Government organizations produce, compile and distribute vast amounts of business-related information. Much of the data are especially useful for marketing research, gathering economic indicators, locating new laws that may impact industries, and much more. Examples include: Economic Census, Annual Survey of Manufactures, Federal Reserve Beige Book, SEC Staff Accounting Bulletins, and the Consumer Expenditure Survey.
A commonly used government search engine is http://www.usa.gov. In Google, you can also enter your search terms with "site:gov". For example, census site:gov. This limits your search results to only government websites.
Polls and surveys provide insight – and quantitative data – into the full spectrum of public interest including politics and government, public institutions, international relations, business, social affairs and consumer behavior and preferences. Examples of major polls include: include: Gallup, Harris, Roper, ABC, CBS, CNN, NBC, Los Angeles Times, New York Times, USA Today and Wall Street Journal.
White papers are documents released by companies, organizations, and government agencies to authoritatively describe products, technologies, and policy.

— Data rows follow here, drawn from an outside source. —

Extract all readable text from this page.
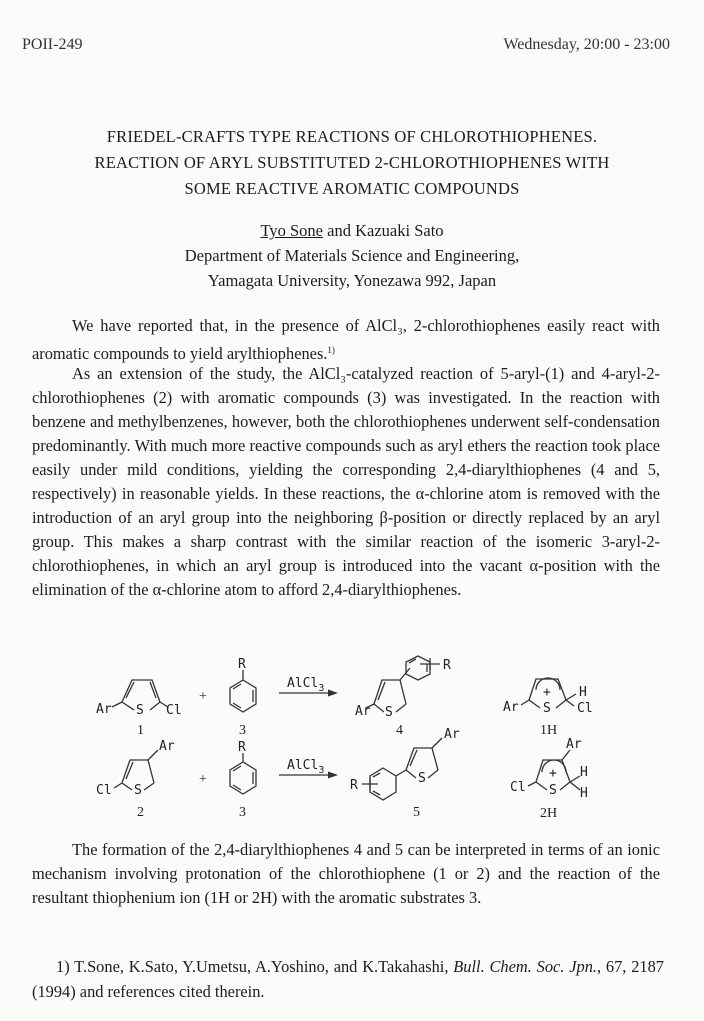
POII-249	Wednesday, 20:00 - 23:00
FRIEDEL-CRAFTS TYPE REACTIONS OF CHLOROTHIOPHENES.
REACTION OF ARYL SUBSTITUTED 2-CHLOROTHIOPHENES WITH
SOME REACTIVE AROMATIC COMPOUNDS
Tyo Sone and Kazuaki Sato
Department of Materials Science and Engineering,
Yamagata University, Yonezawa 992, Japan

We have reported that, in the presence of AlCl₃, 2-chlorothiophenes easily react with aromatic compounds to yield arylthiophenes.$^{1)}$

As an extension of the study, the AlCl₃-catalyzed reaction of 5-aryl-(1) and 4-aryl-2-chlorothiophenes (2) with aromatic compounds (3) was investigated. In the reaction with benzene and methylbenzenes, however, both the chlorothiophenes underwent self-condensation predominantly. With much more reactive compounds such as aryl ethers the reaction took place easily under mild conditions, yielding the corresponding 2,4-diarylthiophenes (4 and 5, respectively) in reasonable yields. In these reactions, the α-chlorine atom is removed with the introduction of an aryl group into the neighboring β-position or directly replaced by an aryl group. This makes a sharp contrast with the similar reaction of the isomeric 3-aryl-2-chlorothiophenes, in which an aryl group is introduced into the vacant α-position with the elimination of the α-chlorine atom to afford 2,4-diarylthiophenes.

Ar S Cl
1
+
R
3
AlCl$_3$
Ar S
R
4
+
Ar S
H
Cl
1H
Cl S
Ar
2
+
R
3
AlCl$_3$
R	S
Ar
5
+
Cl S
Ar
H
H
2H

The formation of the 2,4-diarylthiophenes 4 and 5 can be interpreted in terms of an ionic mechanism involving protonation of the chlorothiophene (1 or 2) and the reaction of the resultant thiophenium ion (1H or 2H) with the aromatic substrates 3.

1) T.Sone, K.Sato, Y.Umetsu, A.Yoshino, and K.Takahashi, Bull. Chem. Soc. Jpn., 67, 2187 (1994) and references cited therein.
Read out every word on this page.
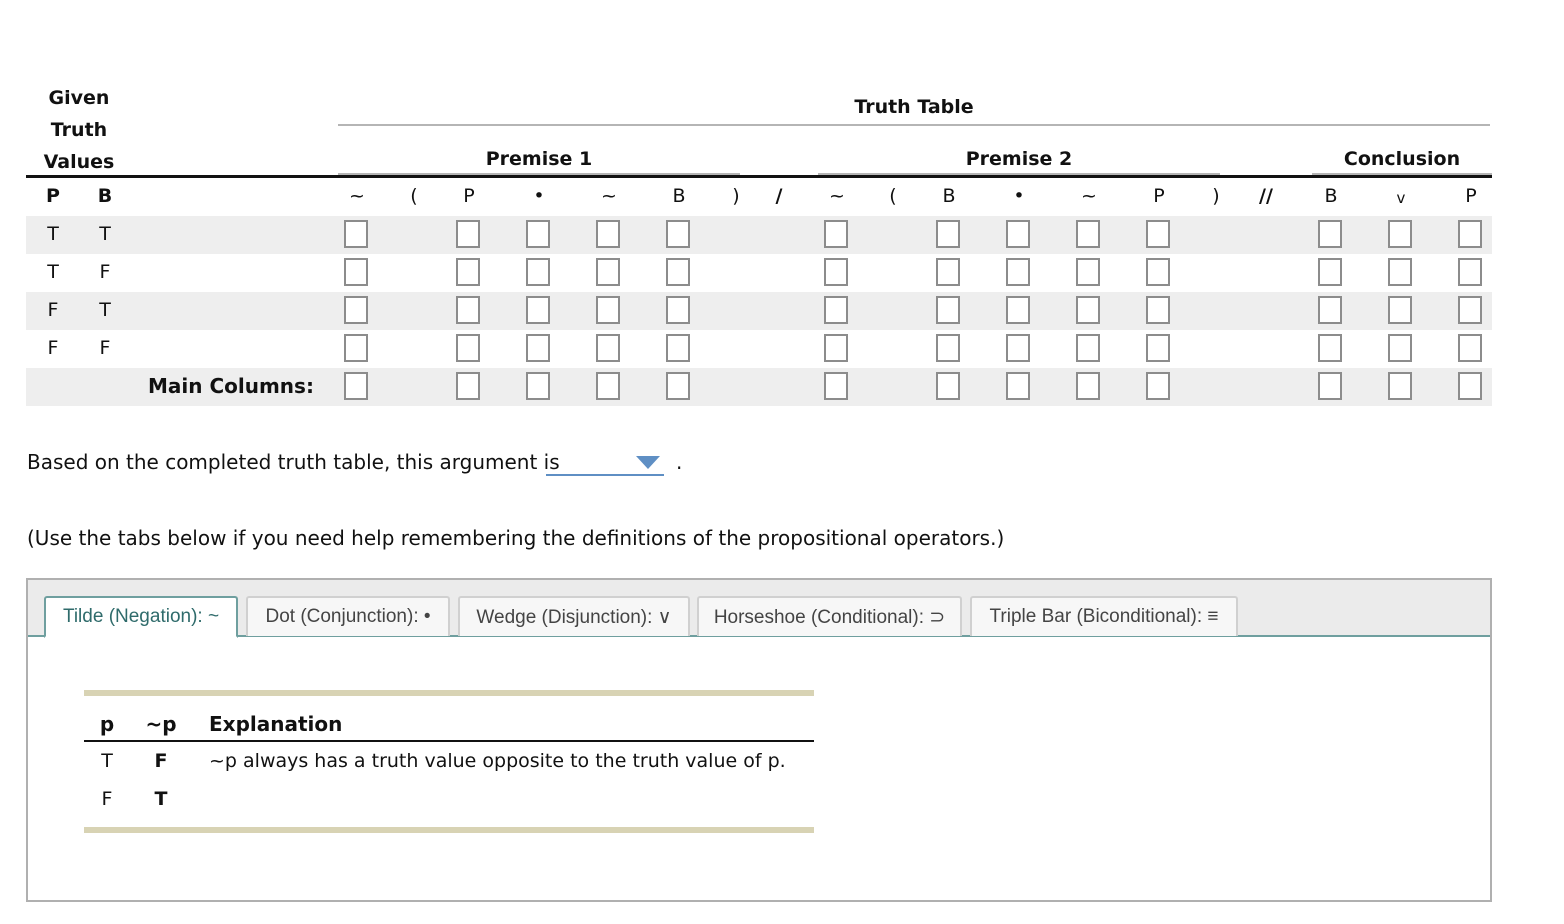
Given
Truth
Values
Truth Table
Premise 1	Premise 2	Conclusion
P	B	~	(	P	•	~	B	)	/	~	(	B	•	~	P	)	//	B	v	P
T	T
T	F
F	T
F	F
Main Columns:
Based on the completed truth table, this argument is	.
(Use the tabs below if you need help remembering the definitions of the propositional operators.)
Tilde (Negation): ~	Dot (Conjunction): •	Wedge (Disjunction): ∨	Horseshoe (Conditional): ⊃	Triple Bar (Biconditional): ≡
p ~p Explanation
T F ~p always has a truth value opposite to the truth value of p.
F T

Though a white paper is not necessarily an unbiased report, it will typically provide a more detailed overview than press releases and many other forms of documentation. In addition to providing information, however, white papers are also often used for marketing purposes. As a result, it is not uncommon for different vendors to produce competing white papers on the same topic. There are literally thousands of white papers covering a broad range of topics.
To find white papers, start with Harvard's Think Tank Search. The Think Tank searches across more than 1,200 think tanks and research centers. You can also run a Google search, such as:
"mobile computing" "white paper" OR report site:edu
This example searches on the phrase "mobile computing" combined with the words "white paper" or report. Using "site:edu" means only educational sites are searched. You can also use "site:gov" to search only governmental sites.